Is an ∞-topos of local homotopy dimension $\leq n$ of homotopy dimension $\leq n$?

Question

[All references are wrt to Lurie's "Higher Topos Theory" in its latest online available version (March 10, 2012)]

Definition 7.2.1.8: An ∞-topos $X$ is locally of homotopy dimension $\leq n$ if there exists a collection $\{U_\alpha\}$ of objects of $X$ which generate $X$ under colimits, such that each $X_{/U_\alpha}$ is of homotopy dimension $\leq n$.

Definition 7.2.1.1: An ∞-topos $X$ has homotopy dimension $\leq n$ if enery $n$-connective object $U \in X$ admits a global section $1_X \to U$ ($1_X$ being the final object of $X$).

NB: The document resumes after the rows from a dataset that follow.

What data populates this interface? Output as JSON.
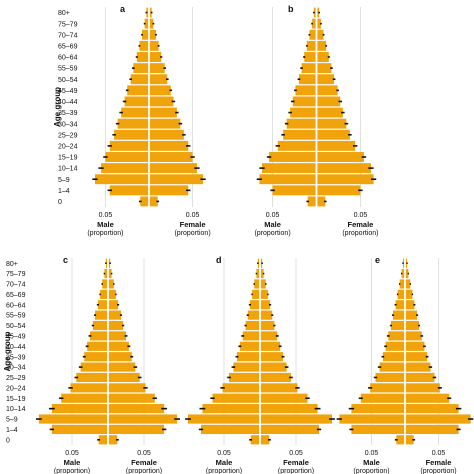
{
  "figure": {
    "bar_color": "#F0A30A",
    "errorbar_color": "#111111",
    "divider_color": "#ffffff",
    "grid_color": "#d9d9d9"
  },
  "chart_data": [
    {
      "panel": "a",
      "type": "bar",
      "orientation": "population-pyramid",
      "ylabel": "Age group",
      "age_groups": [
        "0",
        "1–4",
        "5–9",
        "10–14",
        "15–19",
        "20–24",
        "25–29",
        "30–34",
        "35–39",
        "40–44",
        "45–49",
        "50–54",
        "55–59",
        "60–64",
        "65–69",
        "70–74",
        "75–79",
        "80+"
      ],
      "x_tick_labels": [
        "0.05",
        "0.05"
      ],
      "xlabel_male": "Male",
      "xlabel_male_sub": "(proportion)",
      "xlabel_female": "Female",
      "xlabel_female_sub": "(proportion)",
      "xlim": [
        -0.07,
        0.07
      ],
      "series": [
        {
          "side": "male",
          "values": [
            0.01,
            0.045,
            0.062,
            0.055,
            0.05,
            0.045,
            0.04,
            0.036,
            0.032,
            0.028,
            0.025,
            0.021,
            0.018,
            0.014,
            0.011,
            0.008,
            0.005,
            0.003
          ],
          "errors": [
            0.0015,
            0.0025,
            0.003,
            0.003,
            0.0025,
            0.0025,
            0.002,
            0.002,
            0.002,
            0.002,
            0.0015,
            0.0015,
            0.0015,
            0.0012,
            0.001,
            0.001,
            0.001,
            0.001
          ]
        },
        {
          "side": "female",
          "values": [
            0.01,
            0.045,
            0.062,
            0.055,
            0.05,
            0.045,
            0.04,
            0.036,
            0.032,
            0.028,
            0.025,
            0.021,
            0.018,
            0.014,
            0.011,
            0.008,
            0.005,
            0.003
          ],
          "errors": [
            0.0015,
            0.0025,
            0.003,
            0.003,
            0.0025,
            0.0025,
            0.002,
            0.002,
            0.002,
            0.002,
            0.0015,
            0.0015,
            0.0015,
            0.0012,
            0.001,
            0.001,
            0.001,
            0.001
          ]
        }
      ]
    },
    {
      "panel": "b",
      "type": "bar",
      "orientation": "population-pyramid",
      "ylabel": "",
      "age_groups": [
        "0",
        "1–4",
        "5–9",
        "10–14",
        "15–19",
        "20–24",
        "25–29",
        "30–34",
        "35–39",
        "40–44",
        "45–49",
        "50–54",
        "55–59",
        "60–64",
        "65–69",
        "70–74",
        "75–79",
        "80+"
      ],
      "x_tick_labels": [
        "0.05",
        "0.05"
      ],
      "xlabel_male": "Male",
      "xlabel_male_sub": "(proportion)",
      "xlabel_female": "Female",
      "xlabel_female_sub": "(proportion)",
      "xlim": [
        -0.07,
        0.07
      ],
      "series": [
        {
          "side": "male",
          "values": [
            0.01,
            0.05,
            0.065,
            0.062,
            0.054,
            0.044,
            0.038,
            0.034,
            0.03,
            0.027,
            0.024,
            0.02,
            0.017,
            0.014,
            0.011,
            0.008,
            0.005,
            0.003
          ],
          "errors": [
            0.0015,
            0.0025,
            0.003,
            0.003,
            0.0025,
            0.0025,
            0.002,
            0.002,
            0.002,
            0.002,
            0.0015,
            0.0015,
            0.0015,
            0.0012,
            0.001,
            0.001,
            0.001,
            0.001
          ]
        },
        {
          "side": "female",
          "values": [
            0.01,
            0.05,
            0.065,
            0.062,
            0.054,
            0.044,
            0.038,
            0.034,
            0.03,
            0.027,
            0.024,
            0.02,
            0.017,
            0.014,
            0.011,
            0.008,
            0.005,
            0.003
          ],
          "errors": [
            0.0015,
            0.0025,
            0.003,
            0.003,
            0.0025,
            0.0025,
            0.002,
            0.002,
            0.002,
            0.002,
            0.0015,
            0.0015,
            0.0015,
            0.0012,
            0.001,
            0.001,
            0.001,
            0.001
          ]
        }
      ]
    },
    {
      "panel": "c",
      "type": "bar",
      "orientation": "population-pyramid",
      "ylabel": "Age group",
      "age_groups": [
        "0",
        "1–4",
        "5–9",
        "10–14",
        "15–19",
        "20–24",
        "25–29",
        "30–34",
        "35–39",
        "40–44",
        "45–49",
        "50–54",
        "55–59",
        "60–64",
        "65–69",
        "70–74",
        "75–79",
        "80+"
      ],
      "x_tick_labels": [
        "0.05",
        "0.05"
      ],
      "xlabel_male": "Male",
      "xlabel_male_sub": "(proportion)",
      "xlabel_female": "Female",
      "xlabel_female_sub": "(proportion)",
      "xlim": [
        -0.1,
        0.1
      ],
      "series": [
        {
          "side": "male",
          "values": [
            0.013,
            0.078,
            0.096,
            0.078,
            0.065,
            0.052,
            0.044,
            0.038,
            0.033,
            0.029,
            0.025,
            0.021,
            0.018,
            0.014,
            0.011,
            0.008,
            0.005,
            0.003
          ],
          "errors": [
            0.002,
            0.003,
            0.004,
            0.004,
            0.003,
            0.003,
            0.0025,
            0.0025,
            0.002,
            0.002,
            0.002,
            0.0015,
            0.0015,
            0.0015,
            0.001,
            0.001,
            0.001,
            0.001
          ]
        },
        {
          "side": "female",
          "values": [
            0.013,
            0.078,
            0.096,
            0.078,
            0.065,
            0.052,
            0.044,
            0.038,
            0.033,
            0.029,
            0.025,
            0.021,
            0.018,
            0.014,
            0.011,
            0.008,
            0.005,
            0.003
          ],
          "errors": [
            0.002,
            0.003,
            0.004,
            0.004,
            0.003,
            0.003,
            0.0025,
            0.0025,
            0.002,
            0.002,
            0.002,
            0.0015,
            0.0015,
            0.0015,
            0.001,
            0.001,
            0.001,
            0.001
          ]
        }
      ]
    },
    {
      "panel": "d",
      "type": "bar",
      "orientation": "population-pyramid",
      "ylabel": "",
      "age_groups": [
        "0",
        "1–4",
        "5–9",
        "10–14",
        "15–19",
        "20–24",
        "25–29",
        "30–34",
        "35–39",
        "40–44",
        "45–49",
        "50–54",
        "55–59",
        "60–64",
        "65–69",
        "70–74",
        "75–79",
        "80+"
      ],
      "x_tick_labels": [
        "0.05",
        "0.05"
      ],
      "xlabel_male": "Male",
      "xlabel_male_sub": "(proportion)",
      "xlabel_female": "Female",
      "xlabel_female_sub": "(proportion)",
      "xlim": [
        -0.1,
        0.1
      ],
      "series": [
        {
          "side": "male",
          "values": [
            0.013,
            0.082,
            0.1,
            0.08,
            0.066,
            0.052,
            0.043,
            0.037,
            0.032,
            0.028,
            0.024,
            0.02,
            0.017,
            0.014,
            0.011,
            0.008,
            0.005,
            0.003
          ],
          "errors": [
            0.002,
            0.003,
            0.004,
            0.004,
            0.003,
            0.003,
            0.0025,
            0.0025,
            0.002,
            0.002,
            0.002,
            0.0015,
            0.0015,
            0.0015,
            0.001,
            0.001,
            0.001,
            0.001
          ]
        },
        {
          "side": "female",
          "values": [
            0.013,
            0.082,
            0.1,
            0.08,
            0.066,
            0.052,
            0.043,
            0.037,
            0.032,
            0.028,
            0.024,
            0.02,
            0.017,
            0.014,
            0.011,
            0.008,
            0.005,
            0.003
          ],
          "errors": [
            0.002,
            0.003,
            0.004,
            0.004,
            0.003,
            0.003,
            0.0025,
            0.0025,
            0.002,
            0.002,
            0.002,
            0.0015,
            0.0015,
            0.0015,
            0.001,
            0.001,
            0.001,
            0.001
          ]
        }
      ]
    },
    {
      "panel": "e",
      "type": "bar",
      "orientation": "population-pyramid",
      "ylabel": "",
      "age_groups": [
        "0",
        "1–4",
        "5–9",
        "10–14",
        "15–19",
        "20–24",
        "25–29",
        "30–34",
        "35–39",
        "40–44",
        "45–49",
        "50–54",
        "55–59",
        "60–64",
        "65–69",
        "70–74",
        "75–79",
        "80+"
      ],
      "x_tick_labels": [
        "0.05",
        "0.05"
      ],
      "xlabel_male": "Male",
      "xlabel_male_sub": "(proportion)",
      "xlabel_female": "Female",
      "xlabel_female_sub": "(proportion)",
      "xlim": [
        -0.1,
        0.1
      ],
      "series": [
        {
          "side": "male",
          "values": [
            0.013,
            0.08,
            0.098,
            0.08,
            0.066,
            0.052,
            0.044,
            0.038,
            0.033,
            0.029,
            0.025,
            0.021,
            0.018,
            0.014,
            0.011,
            0.008,
            0.005,
            0.003
          ],
          "errors": [
            0.002,
            0.003,
            0.004,
            0.004,
            0.003,
            0.003,
            0.0025,
            0.0025,
            0.002,
            0.002,
            0.002,
            0.0015,
            0.0015,
            0.0015,
            0.001,
            0.001,
            0.001,
            0.001
          ]
        },
        {
          "side": "female",
          "values": [
            0.013,
            0.08,
            0.098,
            0.08,
            0.066,
            0.052,
            0.044,
            0.038,
            0.033,
            0.029,
            0.025,
            0.021,
            0.018,
            0.014,
            0.011,
            0.008,
            0.005,
            0.003
          ],
          "errors": [
            0.002,
            0.003,
            0.004,
            0.004,
            0.003,
            0.003,
            0.0025,
            0.0025,
            0.002,
            0.002,
            0.002,
            0.0015,
            0.0015,
            0.0015,
            0.001,
            0.001,
            0.001,
            0.001
          ]
        }
      ]
    }
  ]
}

Question: Assume that $X$ is locally of homotopy dimension $\leq n$. Is $X$ of homotopy dimension $\leq n$?

My idea to prove this is using the collection of all objects in the first definition. However, I do not get a grasp on any connection between the connectivity of objects of $X$ and the connectivity of objects of some slice ∞-topos $X_{/U}$.

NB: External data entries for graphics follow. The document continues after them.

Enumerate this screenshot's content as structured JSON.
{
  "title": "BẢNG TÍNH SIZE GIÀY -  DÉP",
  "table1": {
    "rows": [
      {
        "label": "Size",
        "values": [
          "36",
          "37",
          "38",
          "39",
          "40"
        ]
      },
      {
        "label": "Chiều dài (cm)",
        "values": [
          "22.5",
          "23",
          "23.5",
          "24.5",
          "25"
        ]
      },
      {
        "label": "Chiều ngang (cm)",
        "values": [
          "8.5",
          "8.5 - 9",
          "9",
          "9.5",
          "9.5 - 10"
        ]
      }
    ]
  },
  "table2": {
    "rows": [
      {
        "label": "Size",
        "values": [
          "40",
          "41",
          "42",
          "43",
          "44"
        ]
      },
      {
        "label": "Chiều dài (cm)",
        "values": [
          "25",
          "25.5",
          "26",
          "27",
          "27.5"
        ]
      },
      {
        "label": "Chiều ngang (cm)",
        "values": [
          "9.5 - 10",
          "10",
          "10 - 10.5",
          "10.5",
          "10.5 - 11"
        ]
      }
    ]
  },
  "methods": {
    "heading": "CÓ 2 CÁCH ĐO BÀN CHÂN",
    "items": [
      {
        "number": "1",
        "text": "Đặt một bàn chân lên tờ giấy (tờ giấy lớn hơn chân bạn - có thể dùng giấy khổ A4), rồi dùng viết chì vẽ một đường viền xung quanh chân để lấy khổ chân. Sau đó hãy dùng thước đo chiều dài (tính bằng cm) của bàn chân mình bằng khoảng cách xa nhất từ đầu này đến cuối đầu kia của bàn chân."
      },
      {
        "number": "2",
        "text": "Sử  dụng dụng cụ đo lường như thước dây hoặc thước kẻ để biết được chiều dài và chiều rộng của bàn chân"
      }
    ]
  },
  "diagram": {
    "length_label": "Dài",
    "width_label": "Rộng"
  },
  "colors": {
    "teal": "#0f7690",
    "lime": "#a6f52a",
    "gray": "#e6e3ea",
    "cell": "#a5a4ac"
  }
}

What I actually want to show is that an ∞-topoi which is of homotopy dimension $\leq n$ for some integer $n$ is hypercomplete. Corollary 7.2.1.12 does this for ∞-topoi which are locally of finite homotopy dimension. Its proof lies on Proposition 7.2.1.10 where I do not understand a crucial point ($\phi$ determines a point of $F(X(0))$), so I am unable to adopt this proposition to ∞-topoi of finite homotopy dimension.

Answer 1

Let $\mathcal{X}$ denote the $\infty$-topos $\mathcal{S}_{/S^1}$, whose objects are spaces $X$ with a map $X \rightarrow S^1$. Then $\mathcal{X}$ is generated under colimits by the object given by the base point inclusion $\ast \rightarrow S^1$, and is therefore locally of homotopy dimension $0$. However, it is not of homotopy dimension $0$, because the map $\ast \rightarrow S^1$ has nonempty homotopy fibers but does not admit a section.

Answer 2

As a counterexample to the statement at the end of the question, the $\infty$-topos of parameterized spectra is even of homotopy dimension $\le -1$, but not hypercomplete--as Mathieu Anel pointed out to me when I asked him a similar question.